Pas cette nuit

Ça fait moins mal sur le dos.
Mais alors je le vois, donc je préfère quand ça fait un peu mal.
Je sens d’abord sa respiration changer derrière moi. Parce qu’il commence tout seul, il dit que je lui fais pas beaucoup d’effet de toutes façons. Au début il essayait de me caresser, plus pour se donner bonne conscience que pour me donner un peu de plaisir, avant il me disait que j’avais la peau douce. C’est vrai qu’elle était douce, ma peau. Maintenant un peu moins.
Tant mieux.
Il met sa tête dans mon cou et je sens sa sueur et l’alcool qui transpire de tous les pores de sa peau. La première fois j’ai vomi. La deuxième fois j’ai essayé de retenir ma respiration, avec un peu de chance je serais morte sous lui, mais ça n’a pas marché, ça a juste été pire quand j’ai tenté de reprendre mon souffle.
Il pose toujours sa main droite sur mon sein droit, un petit sein blanc qui ressemble à un ventre blanc de petit oiseau. Un tout petit oiseau. Il respire de plus en plus fort et de plus en plus vite, quelque fois j’ai de la chance et il m’éjacule dans le dos, d’autres fois il est trop saoul alors il débande aussi sec et il se rendort, s’il ne se fâche pas.

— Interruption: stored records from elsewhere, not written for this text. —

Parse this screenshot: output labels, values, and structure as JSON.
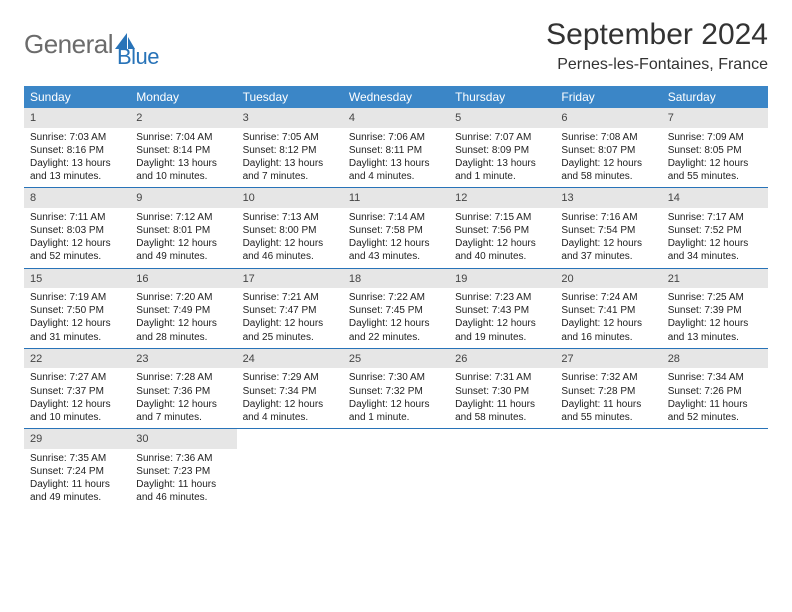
{
  "brand": {
    "name_a": "General",
    "name_b": "Blue"
  },
  "title": "September 2024",
  "location": "Pernes-les-Fontaines, France",
  "colors": {
    "accent": "#3b86c7",
    "accent_border": "#2873b8",
    "daynum_bg": "#e6e6e6",
    "text": "#222222",
    "header_text": "#ffffff"
  },
  "fonts": {
    "title_size": 30,
    "location_size": 16,
    "head_size": 12,
    "body_size": 10
  },
  "weekdays": [
    "Sunday",
    "Monday",
    "Tuesday",
    "Wednesday",
    "Thursday",
    "Friday",
    "Saturday"
  ],
  "layout": {
    "columns": 7,
    "rows": 5
  },
  "days": [
    {
      "n": "1",
      "sunrise": "7:03 AM",
      "sunset": "8:16 PM",
      "daylight": "13 hours and 13 minutes."
    },
    {
      "n": "2",
      "sunrise": "7:04 AM",
      "sunset": "8:14 PM",
      "daylight": "13 hours and 10 minutes."
    },
    {
      "n": "3",
      "sunrise": "7:05 AM",
      "sunset": "8:12 PM",
      "daylight": "13 hours and 7 minutes."
    },
    {
      "n": "4",
      "sunrise": "7:06 AM",
      "sunset": "8:11 PM",
      "daylight": "13 hours and 4 minutes."
    },
    {
      "n": "5",
      "sunrise": "7:07 AM",
      "sunset": "8:09 PM",
      "daylight": "13 hours and 1 minute."
    },
    {
      "n": "6",
      "sunrise": "7:08 AM",
      "sunset": "8:07 PM",
      "daylight": "12 hours and 58 minutes."
    },
    {
      "n": "7",
      "sunrise": "7:09 AM",
      "sunset": "8:05 PM",
      "daylight": "12 hours and 55 minutes."
    },
    {
      "n": "8",
      "sunrise": "7:11 AM",
      "sunset": "8:03 PM",
      "daylight": "12 hours and 52 minutes."
    },
    {
      "n": "9",
      "sunrise": "7:12 AM",
      "sunset": "8:01 PM",
      "daylight": "12 hours and 49 minutes."
    },
    {
      "n": "10",
      "sunrise": "7:13 AM",
      "sunset": "8:00 PM",
      "daylight": "12 hours and 46 minutes."
    },
    {
      "n": "11",
      "sunrise": "7:14 AM",
      "sunset": "7:58 PM",
      "daylight": "12 hours and 43 minutes."
    },
    {
      "n": "12",
      "sunrise": "7:15 AM",
      "sunset": "7:56 PM",
      "daylight": "12 hours and 40 minutes."
    },
    {
      "n": "13",
      "sunrise": "7:16 AM",
      "sunset": "7:54 PM",
      "daylight": "12 hours and 37 minutes."
    },
    {
      "n": "14",
      "sunrise": "7:17 AM",
      "sunset": "7:52 PM",
      "daylight": "12 hours and 34 minutes."
    },
    {
      "n": "15",
      "sunrise": "7:19 AM",
      "sunset": "7:50 PM",
      "daylight": "12 hours and 31 minutes."
    },
    {
      "n": "16",
      "sunrise": "7:20 AM",
      "sunset": "7:49 PM",
      "daylight": "12 hours and 28 minutes."
    },
    {
      "n": "17",
      "sunrise": "7:21 AM",
      "sunset": "7:47 PM",
      "daylight": "12 hours and 25 minutes."
    },
    {
      "n": "18",
      "sunrise": "7:22 AM",
      "sunset": "7:45 PM",
      "daylight": "12 hours and 22 minutes."
    },
    {
      "n": "19",
      "sunrise": "7:23 AM",
      "sunset": "7:43 PM",
      "daylight": "12 hours and 19 minutes."
    },
    {
      "n": "20",
      "sunrise": "7:24 AM",
      "sunset": "7:41 PM",
      "daylight": "12 hours and 16 minutes."
    },
    {
      "n": "21",
      "sunrise": "7:25 AM",
      "sunset": "7:39 PM",
      "daylight": "12 hours and 13 minutes."
    },
    {
      "n": "22",
      "sunrise": "7:27 AM",
      "sunset": "7:37 PM",
      "daylight": "12 hours and 10 minutes."
    },
    {
      "n": "23",
      "sunrise": "7:28 AM",
      "sunset": "7:36 PM",
      "daylight": "12 hours and 7 minutes."
    },
    {
      "n": "24",
      "sunrise": "7:29 AM",
      "sunset": "7:34 PM",
      "daylight": "12 hours and 4 minutes."
    },
    {
      "n": "25",
      "sunrise": "7:30 AM",
      "sunset": "7:32 PM",
      "daylight": "12 hours and 1 minute."
    },
    {
      "n": "26",
      "sunrise": "7:31 AM",
      "sunset": "7:30 PM",
      "daylight": "11 hours and 58 minutes."
    },
    {
      "n": "27",
      "sunrise": "7:32 AM",
      "sunset": "7:28 PM",
      "daylight": "11 hours and 55 minutes."
    },
    {
      "n": "28",
      "sunrise": "7:34 AM",
      "sunset": "7:26 PM",
      "daylight": "11 hours and 52 minutes."
    },
    {
      "n": "29",
      "sunrise": "7:35 AM",
      "sunset": "7:24 PM",
      "daylight": "11 hours and 49 minutes."
    },
    {
      "n": "30",
      "sunrise": "7:36 AM",
      "sunset": "7:23 PM",
      "daylight": "11 hours and 46 minutes."
    }
  ],
  "labels": {
    "sunrise": "Sunrise:",
    "sunset": "Sunset:",
    "daylight": "Daylight:"
  }
}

Mais souvent il m’attrape par les cheveux et je dois… vous savez.
J’aime bien ça. Du moins j’aimerais bien ça si ça sentait moins mauvais et si il n’y avait pas autant de poils. Ce que je préfère c’est l’avaler en entier jusque dans le fond de la gorge, au début ça donne un peu envie de vomir, mais on s’habitue, j’aime bien aussi rouler ma langue autour et sentir que ça lui fait du bien. Pas parce que j’aime lui faire du bien, mais juste parce que je suis enfin bonne à quelque chose. Alors je m’applique, je mets beaucoup de salive, je sens son sperme qui navigue à l’intérieur, et des gouttes salées sur ma langue. Il gémit de plus en plus, il grogne, il se cambre, j’accélère le rythme, j’ajoute une main, et de l’autre je caresse ses couilles qui prient pour l’éjaculation, le va-et-vient s’accentue, je sens qu’il va jouir alors j’aspire en continuant le mouvement avec la main et j’avale tout. On pourrait presque dire goulûment. Jusqu’à la dernière goutte.

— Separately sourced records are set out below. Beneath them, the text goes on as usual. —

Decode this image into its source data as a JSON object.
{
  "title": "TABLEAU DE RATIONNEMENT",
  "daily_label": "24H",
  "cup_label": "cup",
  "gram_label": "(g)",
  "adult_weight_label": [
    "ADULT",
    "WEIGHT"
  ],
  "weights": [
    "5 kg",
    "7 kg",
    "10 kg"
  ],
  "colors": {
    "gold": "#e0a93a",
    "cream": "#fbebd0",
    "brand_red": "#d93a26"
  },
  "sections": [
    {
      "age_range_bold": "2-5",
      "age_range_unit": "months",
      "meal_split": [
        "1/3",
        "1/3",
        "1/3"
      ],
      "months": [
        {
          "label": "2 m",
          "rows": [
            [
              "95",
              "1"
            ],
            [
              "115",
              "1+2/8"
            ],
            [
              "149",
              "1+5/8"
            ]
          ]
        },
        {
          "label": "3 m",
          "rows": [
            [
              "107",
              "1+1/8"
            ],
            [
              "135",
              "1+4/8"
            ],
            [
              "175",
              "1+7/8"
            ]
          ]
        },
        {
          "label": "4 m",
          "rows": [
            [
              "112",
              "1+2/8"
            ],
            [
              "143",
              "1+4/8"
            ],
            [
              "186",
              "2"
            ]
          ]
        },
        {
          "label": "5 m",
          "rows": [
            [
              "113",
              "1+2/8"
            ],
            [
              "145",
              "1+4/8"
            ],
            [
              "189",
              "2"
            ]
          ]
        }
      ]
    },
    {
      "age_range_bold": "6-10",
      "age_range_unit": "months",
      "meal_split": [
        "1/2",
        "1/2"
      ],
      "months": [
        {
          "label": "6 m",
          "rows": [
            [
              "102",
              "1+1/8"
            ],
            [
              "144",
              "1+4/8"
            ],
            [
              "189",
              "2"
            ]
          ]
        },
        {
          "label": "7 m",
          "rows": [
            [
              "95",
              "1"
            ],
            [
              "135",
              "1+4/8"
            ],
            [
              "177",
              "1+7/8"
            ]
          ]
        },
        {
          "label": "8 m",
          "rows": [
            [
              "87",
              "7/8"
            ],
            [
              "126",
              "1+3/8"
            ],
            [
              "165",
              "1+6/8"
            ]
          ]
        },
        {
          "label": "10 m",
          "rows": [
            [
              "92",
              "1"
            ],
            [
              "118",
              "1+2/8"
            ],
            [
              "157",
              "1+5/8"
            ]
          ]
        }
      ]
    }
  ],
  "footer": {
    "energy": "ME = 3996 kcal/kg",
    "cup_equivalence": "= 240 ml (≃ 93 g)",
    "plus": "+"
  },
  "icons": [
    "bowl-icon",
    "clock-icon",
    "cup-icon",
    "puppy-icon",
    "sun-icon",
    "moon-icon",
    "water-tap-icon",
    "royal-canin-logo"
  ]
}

Celui-là tu ne me le mettras pas dans le ventre. Je ne sentirai pas ton pieu m’arracher l’intérieur, tes mains me labourer les seins, ta sueur piquante ne me brûlera pas les yeux, je ne serais pas étourdie par ton haleine, je ne pleurerai pas ce soir.
Tu ne t’endormiras pas sur moi cette nuit, papa.